Adrián se sobresaltó y luego le vi el rencor en los ojos.
—Yo no conozco barrancas. Las plantas se secan por mucho sol y falta de riego. Y
las muchachas por estar hechas para alguien y quedarse sin nadie…
Todos oímos el silbar de sus palabras enojadas.
—Severina se está secando, porque fue hecha para alguien que no fuiste tú. Por
eso le has hecho el maleficio. ¡Hechicero de mujeres!
—Doña Camila, no es usted la que sabe para quién está hecha su hijita Severina.
Se echó para atrás y me miró con los ojos encendidos. No parecía el novio de este
domingo: no le quedó la menor huella de gozo, ni el recuerdo de la risa.

—El mal está hecho. Ya es tarde para el remedio.


Así dijo el desconocido de Ometepec y se fue haciendo para atrás, mirándome con
más enojo. Yo me fui hacia él, como si me llevaran sus ojos. «¿Se va a
desaparecer?, me fui diciendo, mientras caminaba hacia delante y él avanzaba para
atrás, cada vez más enojado. Así salimos hasta la calle, porque él me seguía
llevando, con las llamas de sus ojos. «Va a mi casa a matar a Severina», le leí el
pensamiento, señor, porque para allá se encaminaba, de espaldas, buscando el
camino con sus talones. Le vi su camisa blanca, llameante, y luego, cuando torció
la esquina de mi casa, se la vi bien roja.
No sé cómo, señor, alcancé a darle en el corazón, antes de que acabara con mi
hijita Severina…
Camila guardó silencio. El hombre de la comisaría la miró aburrido. La joven que
tomaba las declaraciones en taquigrafía detuvo el lápiz. Sentados en unas sillas de
hule, los deudos y la viuda de Adrián Cadena bajaron la cabeza. Inés tenía sangre
en el pecho y los ojos secos.
Gabino movió la cabeza apoyando las palabras de su mujer.
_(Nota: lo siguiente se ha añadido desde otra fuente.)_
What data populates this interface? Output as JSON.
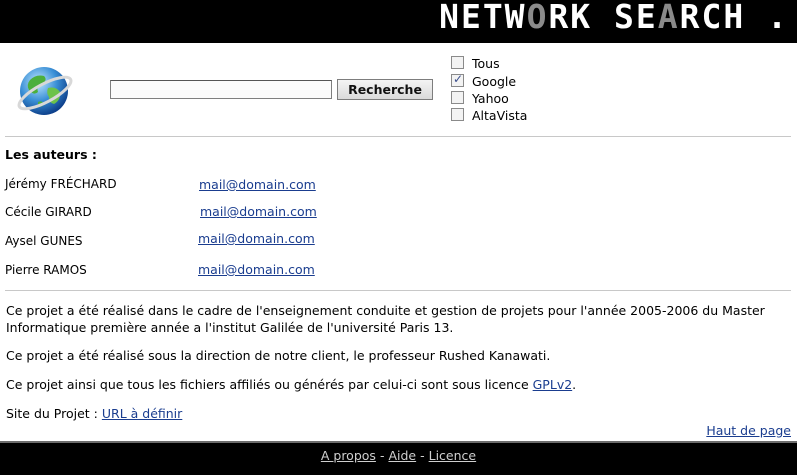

—Firme aquí, señora, y despídase de su marido porque la vamos a encerrar.
—-Yo no sé firmar.
Los deudos de Adrián Cadena se volvieron a la puerta por la que acababa de
aparecer Severina. Venía pálida y con las trenzas deshechas.
—¿Por qué lo mató, mamá?… Yo le rogué que no se casara con su prima Inés.
Ahora el día que yo muera, me voy a topar con su enojo por haberlo separado de
ella…
Severina se tapó la cara con las manos y Camila no pudo decir nada.
La sorpresa la dejó muda mucho tiempo.
—¡Mamá, me dejó usted el camino solo!…
Severina miró a los presentes. Sus ojos cayeron sobre Inés, ésta se llevó la mano
al pecho y sobre su vestido de linón rosa, acarició la sangre seca de Adrián Cadena.
—Mucho lloró la noche en que Fulgencia te sacó a su niño. Después, de sentimiento
quiso casarse conmigo. Era huérfano y yo era su prima. Era muy desconocido en
sus amores y en sus maneras… —dijo Inés bajando los ojos, mientras su mano
acariciaba la sangre de Adrián Cadena.
Al rato le entregaron la camisa rosa de su joven marido. Cosido en el lugar del
corazón había una alianza, como una serpientita de oro y en ella grabadas las
palabras: «Adrián y Severina gloriosos».